= Vital Lahaye =

Belgian writer and teacher (born 1937)

Vital Lahaye (born 1937) is a Belgian writer and teacher.

== Biography ==
Vital Lahaye was born on 17 January 1937 in Chassepierre, a small village on the banks of the Semois in the province of Luxembourg, fifth in a family of seven children. His mother keeps the grocery store in the village; His father, of Liège origin, was a painter of buildings. He attended the college of Stavelot then that of Virton. Sensitive to social inequalities, he pursued from 1956 to 1960 his studies at the Faculty of Philosophy and Letters of the University of Liège. Faced with the events of that period (the end of the Belgian colonization in the Congo, the war in Algeria and the denunciation of torture by Henri Alleg), he approached the communist route and met several political leaders from Liège.

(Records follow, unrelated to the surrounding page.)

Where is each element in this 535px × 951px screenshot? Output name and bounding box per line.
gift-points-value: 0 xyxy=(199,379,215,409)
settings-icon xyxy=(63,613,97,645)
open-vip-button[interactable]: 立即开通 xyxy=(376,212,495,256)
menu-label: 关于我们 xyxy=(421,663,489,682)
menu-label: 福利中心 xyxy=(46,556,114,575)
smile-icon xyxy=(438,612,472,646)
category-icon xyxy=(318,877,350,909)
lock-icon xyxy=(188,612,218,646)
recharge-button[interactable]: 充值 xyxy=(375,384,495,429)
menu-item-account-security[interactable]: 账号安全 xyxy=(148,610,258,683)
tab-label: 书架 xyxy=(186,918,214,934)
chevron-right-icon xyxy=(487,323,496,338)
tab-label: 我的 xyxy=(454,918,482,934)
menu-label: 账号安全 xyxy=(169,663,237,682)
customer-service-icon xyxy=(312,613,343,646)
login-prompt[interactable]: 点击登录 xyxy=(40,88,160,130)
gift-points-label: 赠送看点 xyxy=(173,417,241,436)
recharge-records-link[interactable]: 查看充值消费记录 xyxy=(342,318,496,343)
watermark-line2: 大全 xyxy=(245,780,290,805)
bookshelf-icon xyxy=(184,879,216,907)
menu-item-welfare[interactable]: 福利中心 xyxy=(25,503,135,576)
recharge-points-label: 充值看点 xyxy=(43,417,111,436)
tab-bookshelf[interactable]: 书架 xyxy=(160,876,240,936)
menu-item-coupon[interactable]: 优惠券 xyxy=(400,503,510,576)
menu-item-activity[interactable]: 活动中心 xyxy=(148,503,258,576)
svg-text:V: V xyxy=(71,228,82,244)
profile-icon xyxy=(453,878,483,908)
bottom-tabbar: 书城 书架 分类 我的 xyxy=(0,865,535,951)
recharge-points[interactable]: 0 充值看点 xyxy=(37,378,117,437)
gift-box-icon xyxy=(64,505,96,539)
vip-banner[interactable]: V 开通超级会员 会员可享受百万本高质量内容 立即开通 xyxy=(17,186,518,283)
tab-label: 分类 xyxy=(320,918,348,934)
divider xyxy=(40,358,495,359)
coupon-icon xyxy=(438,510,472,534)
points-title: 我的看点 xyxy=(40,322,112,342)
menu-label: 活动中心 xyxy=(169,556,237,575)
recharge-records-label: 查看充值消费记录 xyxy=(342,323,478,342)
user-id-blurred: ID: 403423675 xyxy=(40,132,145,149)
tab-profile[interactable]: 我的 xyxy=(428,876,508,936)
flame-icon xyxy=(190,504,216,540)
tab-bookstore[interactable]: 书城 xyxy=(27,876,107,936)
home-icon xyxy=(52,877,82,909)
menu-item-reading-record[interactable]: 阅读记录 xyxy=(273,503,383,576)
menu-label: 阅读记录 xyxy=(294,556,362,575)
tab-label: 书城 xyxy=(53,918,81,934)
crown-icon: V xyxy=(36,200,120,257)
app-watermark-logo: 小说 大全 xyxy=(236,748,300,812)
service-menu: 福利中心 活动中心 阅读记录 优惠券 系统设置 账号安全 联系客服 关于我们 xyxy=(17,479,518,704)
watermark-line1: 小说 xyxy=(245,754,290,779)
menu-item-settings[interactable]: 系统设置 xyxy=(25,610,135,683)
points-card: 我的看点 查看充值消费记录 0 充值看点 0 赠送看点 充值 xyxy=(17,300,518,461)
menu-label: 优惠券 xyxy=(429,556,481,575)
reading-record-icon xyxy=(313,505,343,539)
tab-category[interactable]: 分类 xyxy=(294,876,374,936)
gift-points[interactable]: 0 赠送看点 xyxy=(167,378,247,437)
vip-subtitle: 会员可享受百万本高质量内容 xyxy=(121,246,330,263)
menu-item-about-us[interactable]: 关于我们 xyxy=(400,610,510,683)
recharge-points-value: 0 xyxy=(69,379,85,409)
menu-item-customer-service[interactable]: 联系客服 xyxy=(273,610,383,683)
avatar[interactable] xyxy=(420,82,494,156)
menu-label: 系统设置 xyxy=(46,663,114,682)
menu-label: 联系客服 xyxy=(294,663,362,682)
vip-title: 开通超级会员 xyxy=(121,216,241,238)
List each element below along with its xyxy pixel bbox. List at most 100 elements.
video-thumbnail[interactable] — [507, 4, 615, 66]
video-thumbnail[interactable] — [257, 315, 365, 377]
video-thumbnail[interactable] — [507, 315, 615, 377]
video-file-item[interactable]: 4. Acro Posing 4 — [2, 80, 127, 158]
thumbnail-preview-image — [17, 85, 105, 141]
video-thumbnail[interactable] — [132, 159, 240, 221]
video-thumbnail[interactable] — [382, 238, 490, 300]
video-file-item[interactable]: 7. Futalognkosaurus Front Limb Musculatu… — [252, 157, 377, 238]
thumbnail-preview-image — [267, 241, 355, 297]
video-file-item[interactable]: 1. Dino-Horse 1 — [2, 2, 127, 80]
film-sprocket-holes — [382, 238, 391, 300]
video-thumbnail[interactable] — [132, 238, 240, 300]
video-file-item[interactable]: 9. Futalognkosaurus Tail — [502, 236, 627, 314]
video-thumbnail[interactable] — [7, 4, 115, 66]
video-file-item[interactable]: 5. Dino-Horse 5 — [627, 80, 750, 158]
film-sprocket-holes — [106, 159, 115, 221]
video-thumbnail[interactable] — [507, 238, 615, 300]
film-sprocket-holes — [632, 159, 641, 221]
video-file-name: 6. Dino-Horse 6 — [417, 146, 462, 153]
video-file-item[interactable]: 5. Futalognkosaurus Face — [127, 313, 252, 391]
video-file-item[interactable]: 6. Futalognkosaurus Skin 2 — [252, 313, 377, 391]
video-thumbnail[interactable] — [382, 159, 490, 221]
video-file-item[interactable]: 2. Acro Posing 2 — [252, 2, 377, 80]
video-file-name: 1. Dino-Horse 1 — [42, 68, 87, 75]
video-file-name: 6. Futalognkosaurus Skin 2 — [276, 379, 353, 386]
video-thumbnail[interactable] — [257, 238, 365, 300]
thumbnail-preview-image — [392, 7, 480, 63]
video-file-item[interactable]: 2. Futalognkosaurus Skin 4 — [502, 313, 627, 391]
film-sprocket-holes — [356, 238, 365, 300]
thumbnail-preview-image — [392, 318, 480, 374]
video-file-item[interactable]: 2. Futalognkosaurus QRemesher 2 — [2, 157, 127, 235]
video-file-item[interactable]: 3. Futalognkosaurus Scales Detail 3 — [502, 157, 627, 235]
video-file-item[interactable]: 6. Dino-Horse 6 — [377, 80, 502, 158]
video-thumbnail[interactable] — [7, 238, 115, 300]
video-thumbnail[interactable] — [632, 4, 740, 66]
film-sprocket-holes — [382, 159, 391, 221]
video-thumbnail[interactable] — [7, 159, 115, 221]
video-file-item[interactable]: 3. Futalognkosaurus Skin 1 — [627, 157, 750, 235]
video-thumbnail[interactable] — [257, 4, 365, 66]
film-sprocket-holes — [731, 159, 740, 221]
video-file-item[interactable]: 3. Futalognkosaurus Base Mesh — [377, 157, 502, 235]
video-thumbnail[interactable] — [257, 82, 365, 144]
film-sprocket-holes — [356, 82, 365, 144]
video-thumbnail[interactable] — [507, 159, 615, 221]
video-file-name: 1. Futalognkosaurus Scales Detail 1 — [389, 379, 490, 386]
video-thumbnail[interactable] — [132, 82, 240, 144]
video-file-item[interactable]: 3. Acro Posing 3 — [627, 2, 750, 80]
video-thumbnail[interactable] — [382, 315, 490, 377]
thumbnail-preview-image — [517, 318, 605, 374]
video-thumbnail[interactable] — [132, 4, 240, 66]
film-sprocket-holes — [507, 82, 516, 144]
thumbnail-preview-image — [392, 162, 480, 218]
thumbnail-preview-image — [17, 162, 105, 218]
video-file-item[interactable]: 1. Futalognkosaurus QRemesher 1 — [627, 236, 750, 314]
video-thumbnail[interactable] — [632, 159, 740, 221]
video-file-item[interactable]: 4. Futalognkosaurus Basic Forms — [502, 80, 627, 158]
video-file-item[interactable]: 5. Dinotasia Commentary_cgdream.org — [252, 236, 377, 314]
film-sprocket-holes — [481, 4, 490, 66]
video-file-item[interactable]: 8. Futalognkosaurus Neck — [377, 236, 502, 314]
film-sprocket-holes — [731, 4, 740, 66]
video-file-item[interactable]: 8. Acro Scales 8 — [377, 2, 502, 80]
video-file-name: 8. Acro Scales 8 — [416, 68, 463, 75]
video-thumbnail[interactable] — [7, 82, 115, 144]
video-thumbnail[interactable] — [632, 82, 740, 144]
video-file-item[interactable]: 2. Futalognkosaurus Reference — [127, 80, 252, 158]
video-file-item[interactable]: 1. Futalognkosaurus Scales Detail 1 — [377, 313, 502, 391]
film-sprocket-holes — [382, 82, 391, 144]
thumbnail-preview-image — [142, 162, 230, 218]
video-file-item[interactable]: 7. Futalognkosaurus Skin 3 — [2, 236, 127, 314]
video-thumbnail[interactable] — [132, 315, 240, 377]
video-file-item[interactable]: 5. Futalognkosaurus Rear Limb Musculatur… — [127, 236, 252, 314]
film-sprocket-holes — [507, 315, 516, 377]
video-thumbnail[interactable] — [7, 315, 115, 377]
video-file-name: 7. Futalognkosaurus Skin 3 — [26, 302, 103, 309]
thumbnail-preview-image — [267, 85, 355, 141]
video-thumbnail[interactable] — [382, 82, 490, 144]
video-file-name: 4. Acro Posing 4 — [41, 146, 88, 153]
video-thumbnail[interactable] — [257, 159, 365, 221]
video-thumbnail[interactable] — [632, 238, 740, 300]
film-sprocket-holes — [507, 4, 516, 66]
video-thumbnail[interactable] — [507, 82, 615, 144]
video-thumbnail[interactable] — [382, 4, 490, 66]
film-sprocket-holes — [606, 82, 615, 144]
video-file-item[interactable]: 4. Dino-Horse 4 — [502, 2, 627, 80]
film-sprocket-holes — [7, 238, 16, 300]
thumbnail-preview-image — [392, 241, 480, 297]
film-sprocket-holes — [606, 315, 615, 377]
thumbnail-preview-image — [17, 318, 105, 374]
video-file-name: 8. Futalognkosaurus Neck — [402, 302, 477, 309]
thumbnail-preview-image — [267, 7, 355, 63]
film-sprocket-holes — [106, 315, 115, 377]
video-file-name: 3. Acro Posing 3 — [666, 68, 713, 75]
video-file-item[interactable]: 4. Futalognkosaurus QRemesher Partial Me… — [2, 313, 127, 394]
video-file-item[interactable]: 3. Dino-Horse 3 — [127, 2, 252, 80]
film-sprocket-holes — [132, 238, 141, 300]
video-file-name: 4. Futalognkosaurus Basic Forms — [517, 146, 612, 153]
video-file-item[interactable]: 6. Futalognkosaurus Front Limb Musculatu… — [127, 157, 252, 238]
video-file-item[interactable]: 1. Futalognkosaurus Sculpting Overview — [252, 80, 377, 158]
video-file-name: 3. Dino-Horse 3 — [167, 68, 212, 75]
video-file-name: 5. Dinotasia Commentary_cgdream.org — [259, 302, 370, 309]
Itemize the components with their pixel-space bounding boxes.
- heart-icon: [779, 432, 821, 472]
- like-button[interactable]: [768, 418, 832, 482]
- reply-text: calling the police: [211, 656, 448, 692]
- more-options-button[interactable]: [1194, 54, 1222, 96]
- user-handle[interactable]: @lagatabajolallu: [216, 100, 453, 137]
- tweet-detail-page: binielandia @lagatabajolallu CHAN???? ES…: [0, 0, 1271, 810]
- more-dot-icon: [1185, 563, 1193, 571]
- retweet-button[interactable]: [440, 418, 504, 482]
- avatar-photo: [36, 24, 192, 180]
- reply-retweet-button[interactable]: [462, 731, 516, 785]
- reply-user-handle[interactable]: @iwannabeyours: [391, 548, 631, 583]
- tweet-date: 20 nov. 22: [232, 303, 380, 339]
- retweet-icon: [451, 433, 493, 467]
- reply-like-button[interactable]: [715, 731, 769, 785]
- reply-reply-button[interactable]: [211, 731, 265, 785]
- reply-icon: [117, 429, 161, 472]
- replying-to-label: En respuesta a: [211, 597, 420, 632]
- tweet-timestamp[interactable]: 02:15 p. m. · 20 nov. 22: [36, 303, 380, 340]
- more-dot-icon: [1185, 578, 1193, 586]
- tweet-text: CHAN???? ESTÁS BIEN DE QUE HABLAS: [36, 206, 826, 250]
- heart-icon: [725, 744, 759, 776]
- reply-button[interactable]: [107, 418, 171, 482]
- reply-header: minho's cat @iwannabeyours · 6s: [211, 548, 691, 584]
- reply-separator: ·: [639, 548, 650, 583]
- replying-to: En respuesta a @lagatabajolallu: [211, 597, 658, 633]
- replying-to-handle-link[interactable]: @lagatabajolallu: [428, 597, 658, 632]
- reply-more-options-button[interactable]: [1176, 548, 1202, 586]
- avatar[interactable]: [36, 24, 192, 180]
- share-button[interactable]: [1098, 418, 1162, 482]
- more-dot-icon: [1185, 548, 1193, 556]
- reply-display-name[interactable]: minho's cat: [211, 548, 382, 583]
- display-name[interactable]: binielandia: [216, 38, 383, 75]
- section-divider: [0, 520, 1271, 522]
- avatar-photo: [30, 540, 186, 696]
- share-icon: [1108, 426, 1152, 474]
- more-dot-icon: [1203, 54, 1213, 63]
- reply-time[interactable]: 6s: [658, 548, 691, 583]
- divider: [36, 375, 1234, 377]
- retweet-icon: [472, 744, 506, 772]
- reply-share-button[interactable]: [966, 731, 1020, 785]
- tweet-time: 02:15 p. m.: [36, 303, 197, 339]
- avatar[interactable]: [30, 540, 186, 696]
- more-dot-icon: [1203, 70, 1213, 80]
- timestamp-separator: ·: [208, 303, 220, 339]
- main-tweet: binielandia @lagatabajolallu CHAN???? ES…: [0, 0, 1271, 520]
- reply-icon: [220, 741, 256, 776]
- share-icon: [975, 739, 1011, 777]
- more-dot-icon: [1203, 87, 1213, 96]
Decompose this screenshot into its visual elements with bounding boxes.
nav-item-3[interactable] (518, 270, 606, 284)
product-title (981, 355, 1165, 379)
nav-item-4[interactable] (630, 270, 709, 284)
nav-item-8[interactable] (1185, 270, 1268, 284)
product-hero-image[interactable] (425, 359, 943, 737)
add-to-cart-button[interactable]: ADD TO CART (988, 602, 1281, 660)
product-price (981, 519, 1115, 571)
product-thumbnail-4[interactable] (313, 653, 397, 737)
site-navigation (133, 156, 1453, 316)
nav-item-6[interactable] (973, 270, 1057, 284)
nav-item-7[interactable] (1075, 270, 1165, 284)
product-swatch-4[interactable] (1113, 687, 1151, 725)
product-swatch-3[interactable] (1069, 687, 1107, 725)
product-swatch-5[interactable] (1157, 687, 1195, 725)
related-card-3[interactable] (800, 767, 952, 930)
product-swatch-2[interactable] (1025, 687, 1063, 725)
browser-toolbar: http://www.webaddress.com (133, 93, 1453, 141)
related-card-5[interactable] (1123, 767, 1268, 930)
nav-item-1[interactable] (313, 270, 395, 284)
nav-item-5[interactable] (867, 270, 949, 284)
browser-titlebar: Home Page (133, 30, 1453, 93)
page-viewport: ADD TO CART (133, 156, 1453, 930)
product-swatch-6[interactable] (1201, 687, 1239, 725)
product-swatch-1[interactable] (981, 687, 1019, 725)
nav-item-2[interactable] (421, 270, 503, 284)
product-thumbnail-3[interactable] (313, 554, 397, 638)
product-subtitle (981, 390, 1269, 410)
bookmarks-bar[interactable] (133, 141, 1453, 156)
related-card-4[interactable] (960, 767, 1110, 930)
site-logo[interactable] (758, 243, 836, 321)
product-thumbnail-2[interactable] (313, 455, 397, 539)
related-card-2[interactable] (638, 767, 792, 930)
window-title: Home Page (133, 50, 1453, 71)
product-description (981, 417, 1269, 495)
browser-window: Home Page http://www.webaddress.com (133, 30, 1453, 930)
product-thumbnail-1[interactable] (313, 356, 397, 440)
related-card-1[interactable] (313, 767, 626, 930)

From 1960 to 1970 Vital Lahaye became a teacher in free education in Arlon, notably for his pupil Guy Goffette. In 1971, he began teaching in Algeria at Sour El-Ghozlane High School (Wilaya de Bouira) where Conrad Detrez is also a teacher. In 1973, the year of his son Ugo's birth, he returned to Belgium where he taught until 1993 in Libramont, Bastogne and the Royal Athenaeum of Bertrix.

After his retirement in 1993, Vital Lahaye settled in Liège, in the cosmopolitan neighborhood of Coronmeuse, with his son who died in an accident in June 1995. In 1996 Jacques Izoard presented the collection Mon sauce est dans les nom 'be published. In 2002 Vital Lahaye returned to settle in Florenville.